⑦ あたたかいごはん
休日の朝といえば、この時間だ。目が覚めてからもあたたかい布団の中でごろごろと微睡む。休みの日の醍醐味だ。ぼんやりと目を開け、天井を見つめる。ああ、朝ごはんは何にしよう。昨日はろくに食べないまま寝てしまったから、お腹は空いている。寒いから、温かいものがいいかな。何があったかなあ、と冷蔵庫の中身と食べたいものを考えていると、実家にいた頃に食べた母のごはんを思い出した。母は料理が得意ではなかったが、色んなものを作ってくれた。その中でも僕と妹が一番好きだったのは、そぼろごはんだった。卵と肉だけの、そぼろごはん。
僕も五つ年下の妹も、頑固で負けず嫌いだったから小さい頃はよくけんかしていた。同い年の子の中でも背だけは高く、ひょろひょろとしていた僕と違って妹は小さく、まだ子どもらしくまるかった。小さいくせに何でも僕の真似をしたがり、危ないことをして親に怒られることもあった。そんな妹とのけんかが最もひどかったのは、そぼろごはんが出された時だった。あの時のことを思い出すと、僕は本当に大人気なかったなと笑ってしまう。でも、そぼろごはんは数少ない僕の好物だったから、きっとゆずれなかったんだな。母がテーブルにどんぶりを二つ置く。青い方が僕で少し小さめの黄色いどんぶりが妹のものだったが、そぼろは僕のものと同じだけのっていた。それからが大変だった。母がけんかしないようにと同じ量にしていたにも関わらず、二人でどちらが多いと言い始める。そして、その言い争いは呆れた母が、二人ともごはんなし!と言うまで続くのだ。そんな風に、そぼろごはんの日はいつも、けんかをしてから食べ始めていた。
いつの冬だったかな。僕が小学校の高学年だった頃だろうか。

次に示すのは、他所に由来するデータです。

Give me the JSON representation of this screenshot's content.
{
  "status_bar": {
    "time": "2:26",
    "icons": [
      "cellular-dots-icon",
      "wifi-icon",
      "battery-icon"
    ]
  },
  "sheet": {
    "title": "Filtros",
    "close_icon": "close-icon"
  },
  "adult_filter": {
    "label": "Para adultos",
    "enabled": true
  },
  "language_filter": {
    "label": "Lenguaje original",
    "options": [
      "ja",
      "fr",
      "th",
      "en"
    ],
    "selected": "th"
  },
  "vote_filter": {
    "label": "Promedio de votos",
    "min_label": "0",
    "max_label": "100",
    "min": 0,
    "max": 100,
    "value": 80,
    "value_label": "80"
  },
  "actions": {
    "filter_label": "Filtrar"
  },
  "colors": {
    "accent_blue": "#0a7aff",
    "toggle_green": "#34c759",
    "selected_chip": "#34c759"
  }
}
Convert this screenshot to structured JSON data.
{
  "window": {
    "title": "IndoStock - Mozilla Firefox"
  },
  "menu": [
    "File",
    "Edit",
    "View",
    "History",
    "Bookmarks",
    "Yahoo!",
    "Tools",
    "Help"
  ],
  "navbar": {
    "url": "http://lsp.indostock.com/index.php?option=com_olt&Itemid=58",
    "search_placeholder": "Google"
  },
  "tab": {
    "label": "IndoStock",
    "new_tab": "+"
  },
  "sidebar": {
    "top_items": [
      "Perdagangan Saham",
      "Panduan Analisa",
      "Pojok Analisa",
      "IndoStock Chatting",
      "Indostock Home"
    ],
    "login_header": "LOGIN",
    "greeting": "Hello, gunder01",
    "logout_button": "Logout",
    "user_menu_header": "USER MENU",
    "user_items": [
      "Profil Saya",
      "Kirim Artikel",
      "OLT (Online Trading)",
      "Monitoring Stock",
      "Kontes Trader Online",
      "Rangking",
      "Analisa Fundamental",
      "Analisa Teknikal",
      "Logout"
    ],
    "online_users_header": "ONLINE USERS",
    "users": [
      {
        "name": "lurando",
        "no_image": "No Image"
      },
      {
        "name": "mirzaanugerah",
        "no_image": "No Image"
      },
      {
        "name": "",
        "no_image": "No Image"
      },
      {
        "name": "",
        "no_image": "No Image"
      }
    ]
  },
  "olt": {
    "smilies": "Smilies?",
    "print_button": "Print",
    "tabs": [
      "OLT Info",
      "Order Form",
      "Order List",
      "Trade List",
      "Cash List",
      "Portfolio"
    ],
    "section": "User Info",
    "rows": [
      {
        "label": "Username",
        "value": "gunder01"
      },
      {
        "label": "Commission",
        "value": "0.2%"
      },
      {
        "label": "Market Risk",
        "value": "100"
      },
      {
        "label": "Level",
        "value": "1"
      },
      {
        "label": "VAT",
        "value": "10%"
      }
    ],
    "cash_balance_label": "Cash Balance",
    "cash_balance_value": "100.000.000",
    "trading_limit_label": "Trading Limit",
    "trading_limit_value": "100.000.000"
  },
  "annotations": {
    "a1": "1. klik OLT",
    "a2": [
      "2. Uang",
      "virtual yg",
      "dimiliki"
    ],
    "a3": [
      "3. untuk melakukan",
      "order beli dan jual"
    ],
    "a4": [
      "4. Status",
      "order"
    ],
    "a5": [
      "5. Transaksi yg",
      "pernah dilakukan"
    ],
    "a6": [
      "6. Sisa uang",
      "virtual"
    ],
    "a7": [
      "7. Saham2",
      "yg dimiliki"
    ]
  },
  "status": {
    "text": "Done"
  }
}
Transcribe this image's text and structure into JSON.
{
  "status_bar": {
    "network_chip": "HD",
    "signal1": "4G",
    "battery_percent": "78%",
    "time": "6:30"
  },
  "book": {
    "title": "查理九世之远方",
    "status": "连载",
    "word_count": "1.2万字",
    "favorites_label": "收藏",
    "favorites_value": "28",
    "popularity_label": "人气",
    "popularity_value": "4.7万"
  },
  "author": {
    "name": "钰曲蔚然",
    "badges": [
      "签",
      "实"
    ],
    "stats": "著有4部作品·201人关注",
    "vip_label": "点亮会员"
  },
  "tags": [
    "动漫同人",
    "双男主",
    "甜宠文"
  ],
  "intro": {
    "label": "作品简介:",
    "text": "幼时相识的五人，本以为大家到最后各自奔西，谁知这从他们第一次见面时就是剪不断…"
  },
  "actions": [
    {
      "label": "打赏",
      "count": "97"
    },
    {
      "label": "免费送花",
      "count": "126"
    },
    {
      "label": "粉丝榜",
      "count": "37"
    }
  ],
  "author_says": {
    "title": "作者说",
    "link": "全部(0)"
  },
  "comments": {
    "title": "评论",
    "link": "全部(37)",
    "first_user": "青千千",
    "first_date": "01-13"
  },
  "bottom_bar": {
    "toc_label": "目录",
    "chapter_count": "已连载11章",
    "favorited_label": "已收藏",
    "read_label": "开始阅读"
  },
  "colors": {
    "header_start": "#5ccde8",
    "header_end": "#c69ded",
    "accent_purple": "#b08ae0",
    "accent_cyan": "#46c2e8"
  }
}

寒くて布団からなかなか出られずにいると、一階から母の呼ぶ声がした。のそのそと着替え、隣の部屋で寝ている妹を起こしてから、朝ごはんを食べに一階へ下りた。洗面所で顔を洗ってから食卓テーブルにつくと、目の前にどんぶりが置かれた。隣に座った妹の前にも小さなどんぶり。二人の前にそぼろごはんが並ぶ。でもその日はいつもと違った。いつもなら、どんぶりを見ると真っ先に自分のそぼろが少ないと言っていた妹が、自分のどんぶりをじっと見つめて何か考えているようだった。しばらくじっと黙っていた妹がスプーンを握りしめたと思ったら、自分の分のそぼろを少し、そっとすくって僕のどんぶりに、ぱらっとのせた。僕は驚いて、ぱっと妹の方を向いた。いったいどうして・・・と思って妹を見ていると、妹は、ふにゃっと笑った。
「おにいちゃん、おたんじょうび、おめでとう」
お誕生日だから特別だよ、と言い、少し胸を張って笑顔のまま、手を合わせた妹の横顔を僕は、よく覚えている。幼い妹の表情の中でも特に、はっきりと。感情が混乱していたであろう僕は何と言葉を返したのか、それは今になっても曖昧なままだ。ただ、照れくさかったこと、嬉しかったこと、そして美味しかったこと。それらは、あの表情と一緒にいつでも思い出すことができる。そぼろごはんを食べる時には。
ごろりと横を向いた。こんなことを朝から考えているなんて、柄じゃないなと苦笑いしながら冷蔵庫の中身を再度、思い出す。・・・ひき肉と卵、確か、あったな。ご飯も昨日の残りがあったはず。布団から腕を出して、暖房のおかげで部屋があたたまっていることを確認する。相変わらず寒がりだと自嘲しながら、布団から出た。
さてと、今日は、そぼろごはんにしようかな。